DU GÉNÉRAL DE POLICE GEORGES BDÉOUI

Est-ce que tu as cru parce que tu as vu? Heureux sont ceux qui croient sans avoir vu! Saint Jean 20,29

Les événements de Soufanieh ont commencé, autant que je m'en souvienne, en 1982. Je commençai à entendre de nombreuses personnes, témoins de l'huile qui exsudait d'une image de la Vierge ou des mains de Myrna. Mais je ne visitai pas Soufanieh, bien que je ne doutais pas une minute des faits relatés et je me disais toujours : «Je crois à la Sainte Vierge, à sa Puissance et à son rôle dans l’église. Eu je n'ai pas besoin de quoi me renforcer dans cette foi. La vue de l'huile n'augmentera pas ma foi, et ne pas voir l'huile ne la diminuera pas.»

Je ne sais si j'ai raison dépenser ainsi, mais c'est ainsi que j'ai vécu ma foi -que je la pratique ou non. Je n'ai jamais cherché à visiter un sanctuaire, ou le tombeau d'un saint. Même, il ne m'est jamais arrivé, toutes les fois que je visitai le couvent de la Vierge à Sednaya, d'en visiter le sanctuaire, sauf quand j'ai accompagné ma mère - que Dieu ait son âme! - qui voulait s'acquitter d'un voeu.

Comment donc me suis-je trouvé à Soufanieh soudain? Cela nécessite un témoignage que je donne, bien que tardivement:

Cela date de l'hiver 1985. Je me trouvais à Khabab, pour l'enterrement d'un ami. Aussitôt après, je m'en allais - comme j'ai toujours l'habitude de faire - à l'archevêché pour voir Mgr Boulos Bourkhoche, l'évêque du lieu, et ses vénérables prêtres. Je leur porte à tous un très profond respect et je me sens lié à eux par une profonde affection.

Je constate ce jour-là que l'archevêché était plein de visiteurs. Je sus que Myrna et son mari Nicolas étaient les hôtes de l'archevêché et que des foules venaient participer à la prière qui avait lieu à la chapelle de l'archevêché. J``y passai un moment, puis j'accompagnai Son Excellence et ses prêtres à l'eglise-cathédrale pour assister aux Grandes Complies.

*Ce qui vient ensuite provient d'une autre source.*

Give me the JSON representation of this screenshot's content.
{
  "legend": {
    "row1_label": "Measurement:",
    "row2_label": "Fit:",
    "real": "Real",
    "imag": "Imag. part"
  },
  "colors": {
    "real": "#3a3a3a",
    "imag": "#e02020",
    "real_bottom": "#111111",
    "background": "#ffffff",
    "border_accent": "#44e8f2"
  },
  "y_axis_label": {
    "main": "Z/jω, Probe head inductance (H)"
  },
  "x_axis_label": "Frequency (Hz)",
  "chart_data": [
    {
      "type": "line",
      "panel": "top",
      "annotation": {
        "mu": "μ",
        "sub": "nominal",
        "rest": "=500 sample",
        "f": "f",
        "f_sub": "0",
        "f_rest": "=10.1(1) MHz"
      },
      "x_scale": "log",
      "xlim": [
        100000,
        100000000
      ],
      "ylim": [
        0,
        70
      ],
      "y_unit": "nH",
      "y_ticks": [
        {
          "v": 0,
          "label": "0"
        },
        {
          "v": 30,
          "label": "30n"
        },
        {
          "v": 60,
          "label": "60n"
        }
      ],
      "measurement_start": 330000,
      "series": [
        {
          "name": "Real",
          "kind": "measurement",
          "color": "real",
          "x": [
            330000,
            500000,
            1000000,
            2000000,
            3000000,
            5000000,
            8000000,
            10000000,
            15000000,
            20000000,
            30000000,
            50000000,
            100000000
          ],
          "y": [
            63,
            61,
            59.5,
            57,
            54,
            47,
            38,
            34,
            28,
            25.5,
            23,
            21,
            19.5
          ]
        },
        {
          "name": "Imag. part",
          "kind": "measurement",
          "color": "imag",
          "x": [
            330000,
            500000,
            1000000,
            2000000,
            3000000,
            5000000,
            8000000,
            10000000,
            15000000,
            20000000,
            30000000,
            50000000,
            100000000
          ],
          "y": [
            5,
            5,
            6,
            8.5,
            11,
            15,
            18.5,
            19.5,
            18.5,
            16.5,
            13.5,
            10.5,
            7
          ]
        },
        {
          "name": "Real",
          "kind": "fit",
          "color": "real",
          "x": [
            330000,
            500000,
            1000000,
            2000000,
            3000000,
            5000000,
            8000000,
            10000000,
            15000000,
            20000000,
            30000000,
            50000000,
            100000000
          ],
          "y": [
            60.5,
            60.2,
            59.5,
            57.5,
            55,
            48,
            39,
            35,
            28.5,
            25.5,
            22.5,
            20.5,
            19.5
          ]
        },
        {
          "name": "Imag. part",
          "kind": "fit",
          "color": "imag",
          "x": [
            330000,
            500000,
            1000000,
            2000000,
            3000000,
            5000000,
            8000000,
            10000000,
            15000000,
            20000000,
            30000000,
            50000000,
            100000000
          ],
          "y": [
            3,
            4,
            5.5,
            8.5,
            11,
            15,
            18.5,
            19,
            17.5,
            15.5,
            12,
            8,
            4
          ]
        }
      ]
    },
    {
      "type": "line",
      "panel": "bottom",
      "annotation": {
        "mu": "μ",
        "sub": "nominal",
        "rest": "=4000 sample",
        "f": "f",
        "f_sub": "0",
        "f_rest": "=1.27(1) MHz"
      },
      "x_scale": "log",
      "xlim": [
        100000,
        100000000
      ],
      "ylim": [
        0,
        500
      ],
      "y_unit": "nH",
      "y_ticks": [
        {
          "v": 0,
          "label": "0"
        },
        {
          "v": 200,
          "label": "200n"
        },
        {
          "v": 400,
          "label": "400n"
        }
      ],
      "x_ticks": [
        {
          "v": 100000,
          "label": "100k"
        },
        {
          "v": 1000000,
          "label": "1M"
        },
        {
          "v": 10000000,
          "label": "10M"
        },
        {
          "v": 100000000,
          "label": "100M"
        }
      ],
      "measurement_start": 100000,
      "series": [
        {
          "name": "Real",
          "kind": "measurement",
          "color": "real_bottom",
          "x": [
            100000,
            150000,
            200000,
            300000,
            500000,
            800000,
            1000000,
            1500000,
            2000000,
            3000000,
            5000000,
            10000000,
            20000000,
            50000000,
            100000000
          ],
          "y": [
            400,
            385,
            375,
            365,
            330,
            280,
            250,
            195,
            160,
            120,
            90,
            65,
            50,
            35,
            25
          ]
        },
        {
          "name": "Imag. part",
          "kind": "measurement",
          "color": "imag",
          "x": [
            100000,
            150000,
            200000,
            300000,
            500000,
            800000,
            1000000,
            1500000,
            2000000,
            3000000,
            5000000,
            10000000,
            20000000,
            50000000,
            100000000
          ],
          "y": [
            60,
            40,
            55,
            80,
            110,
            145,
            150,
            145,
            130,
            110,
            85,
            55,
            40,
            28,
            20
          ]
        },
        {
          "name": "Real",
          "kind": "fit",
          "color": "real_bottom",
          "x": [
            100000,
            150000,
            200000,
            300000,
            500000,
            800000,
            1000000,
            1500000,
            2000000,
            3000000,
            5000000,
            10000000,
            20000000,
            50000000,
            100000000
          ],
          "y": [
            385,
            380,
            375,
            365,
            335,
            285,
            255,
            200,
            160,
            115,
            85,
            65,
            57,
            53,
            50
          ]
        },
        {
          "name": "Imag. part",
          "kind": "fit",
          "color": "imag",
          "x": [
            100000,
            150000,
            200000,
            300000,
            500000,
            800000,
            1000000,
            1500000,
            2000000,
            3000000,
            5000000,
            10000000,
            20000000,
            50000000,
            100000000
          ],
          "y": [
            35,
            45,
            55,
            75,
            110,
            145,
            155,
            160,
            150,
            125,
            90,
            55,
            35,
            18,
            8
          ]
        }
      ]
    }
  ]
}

Après la prière, nous revînmes à l'archevêché. Si j'ai bonne mémoire, le frère de ma femme, M. Ghazi Al-Khoury, nous accompagnait. J'entrai avec Monseigneur pour lui dire au revoir, tandis que Ghazi était resté dans la cour extérieure. A peine étions-nous entrés que quelqu'un vint nous dire : «Monseigneur, la Vierge est là à pleurer et nous avons placé l'image dans la chambre du P. Mouaffak (le Père vicaire)»

Je me dirigeai, avec Monseigneur, le P. Mouaffak et M. Georges Zaraane, vers la chambre à coucher du Père vicaire, qui se trouve dans le coin sud-ouest de l'évêché. J'y vis une grande image de la Sainte Vierge, adossée au mur oriental de la chambre, sur une table ou un placard - je ne m'en souviens plus. Deux larmes descendaient des yeux de la Vierge. Aussitôt, le P. Mouaffak entonna le chant: "Seigneur, sauve ton peuple..." Nous chantâmes avec lui.

Puis, le P. Mouaffak apporta une caméra et prit plusieurs photos. Je profitais du fait qu'il n'y avait personne d'autre dans la chambre pour observer l'image sous tous les angles et j'en examinais tous les détails, sans du tout douter de la vérité de ce que je voyais.

Deux choses attirèrent mon attention :

La première : La trace des larmes remplissait la surface totale des deux yeux. On aurait dit que les deux yeux étaient remplis de larmes avant qu'elles n'aient coulé.

La deuxième : Sur l'extérieur de l'image, aucune trace d'huile, soit sur le verre, soit sur les trois côtés du cadre, ceux de droite, de gauche et du haut... alors que je voyais l'huile sourdre de l'intérieur de l'image, au point de jonction du verre avec le côté inférieur du cadre en plastique, au point de s'agglutiner sur cette partie du cadre, puis de glisser lentement sur le support en marbre de l'image, retombant sous forme de gouttes qui se condensaient au milieu, à droite et à gauche de ce support. Je n'eus pas un instant l'idée de compter le nombre de gouttes que j'ai vu tomber dans la cupule, tellement j'étais pris par le spectacle de cette petite source jaillissant de cette petite icône...

Gloire à Dieu, et merci à la Vierge qui nous ont permis de voir ces merveilles!

Le général en retraite Georges BDÉOUI Damas, ce 11 décembre 1987.